Carol Parks is the general manager for the City of Los Angeles Emergency Management Department. She was promoted to this position in August 2021, after serving as a senior emergency manager for 20 years with LA City. During her career, she has provided oversight for both long and short-term executive-level citywide emergency management projects and programs involving department-specific and/or multi-agency and multi-jurisdiction coordination. This includes initiatives such as the automated external defibrillation program; the tsunami evacuation route initiative; the disaster service worker program; a supply chain resilience pilot study; disability, access, and functional needs planning and training; homeland security grants; emergency management planning, operations, and facility contracts; and citywide community preparedness initiatives including the current Ready Your LA Neighborhood program.
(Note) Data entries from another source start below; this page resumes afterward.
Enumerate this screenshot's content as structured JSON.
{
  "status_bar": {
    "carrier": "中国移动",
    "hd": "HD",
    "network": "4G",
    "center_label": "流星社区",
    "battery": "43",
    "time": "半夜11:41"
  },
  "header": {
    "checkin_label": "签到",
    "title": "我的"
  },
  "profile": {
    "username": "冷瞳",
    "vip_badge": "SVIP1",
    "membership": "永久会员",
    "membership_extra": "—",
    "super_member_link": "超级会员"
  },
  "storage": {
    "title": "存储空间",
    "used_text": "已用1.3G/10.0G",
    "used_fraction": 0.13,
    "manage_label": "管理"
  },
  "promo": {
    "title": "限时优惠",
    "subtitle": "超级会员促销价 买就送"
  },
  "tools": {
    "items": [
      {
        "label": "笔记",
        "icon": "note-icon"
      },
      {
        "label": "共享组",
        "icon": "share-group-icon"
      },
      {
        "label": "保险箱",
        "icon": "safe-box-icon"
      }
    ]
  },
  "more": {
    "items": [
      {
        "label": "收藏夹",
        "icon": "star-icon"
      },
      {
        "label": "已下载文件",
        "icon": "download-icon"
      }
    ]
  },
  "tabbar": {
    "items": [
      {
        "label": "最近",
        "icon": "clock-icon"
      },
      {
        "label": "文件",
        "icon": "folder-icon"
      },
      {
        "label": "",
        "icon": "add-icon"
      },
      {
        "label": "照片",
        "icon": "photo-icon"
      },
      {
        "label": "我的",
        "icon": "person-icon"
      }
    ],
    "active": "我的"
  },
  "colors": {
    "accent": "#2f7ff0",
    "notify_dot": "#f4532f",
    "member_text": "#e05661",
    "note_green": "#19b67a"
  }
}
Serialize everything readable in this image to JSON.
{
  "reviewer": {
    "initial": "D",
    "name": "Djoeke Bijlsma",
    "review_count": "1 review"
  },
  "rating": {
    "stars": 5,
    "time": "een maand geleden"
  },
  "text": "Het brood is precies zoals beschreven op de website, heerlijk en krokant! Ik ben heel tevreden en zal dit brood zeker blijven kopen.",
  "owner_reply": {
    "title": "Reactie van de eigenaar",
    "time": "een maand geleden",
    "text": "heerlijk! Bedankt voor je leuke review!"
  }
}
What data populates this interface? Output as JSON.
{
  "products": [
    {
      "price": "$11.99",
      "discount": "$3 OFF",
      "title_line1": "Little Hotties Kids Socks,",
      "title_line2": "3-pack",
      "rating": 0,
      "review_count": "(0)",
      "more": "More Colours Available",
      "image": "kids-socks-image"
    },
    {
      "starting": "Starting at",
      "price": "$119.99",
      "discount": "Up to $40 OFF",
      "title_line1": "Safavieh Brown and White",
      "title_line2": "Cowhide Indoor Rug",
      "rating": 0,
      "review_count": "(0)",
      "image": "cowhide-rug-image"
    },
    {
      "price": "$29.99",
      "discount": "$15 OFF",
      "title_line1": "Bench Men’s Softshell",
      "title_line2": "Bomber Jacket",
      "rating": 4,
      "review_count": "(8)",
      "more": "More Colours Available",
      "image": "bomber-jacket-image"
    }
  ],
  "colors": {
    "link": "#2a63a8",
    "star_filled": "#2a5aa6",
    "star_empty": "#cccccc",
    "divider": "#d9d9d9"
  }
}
She has served in several oversight roles for the Emergency Operations Center activation for the COVID-19 activation. Ensuring that Angelenos and business owners are well informed and prepared for disaster is her career-long passion and she has served on leadership teams for Emergency Network Los Angeles and the Earthquake Country Alliance. Additionally, Parks has received numerous City and County Awards and recognition as a co-producer of an Emmy Award-winning public service announcement on the importance of family preparedness.
Parks is a graduate of Georgia Institute of Technology with a bachelors in industrial management and holds a masters from Georgia State University in instructional Design. She and her husband have three daughters. She is an active member of her church and enjoys traveling, decorating and horseback riding.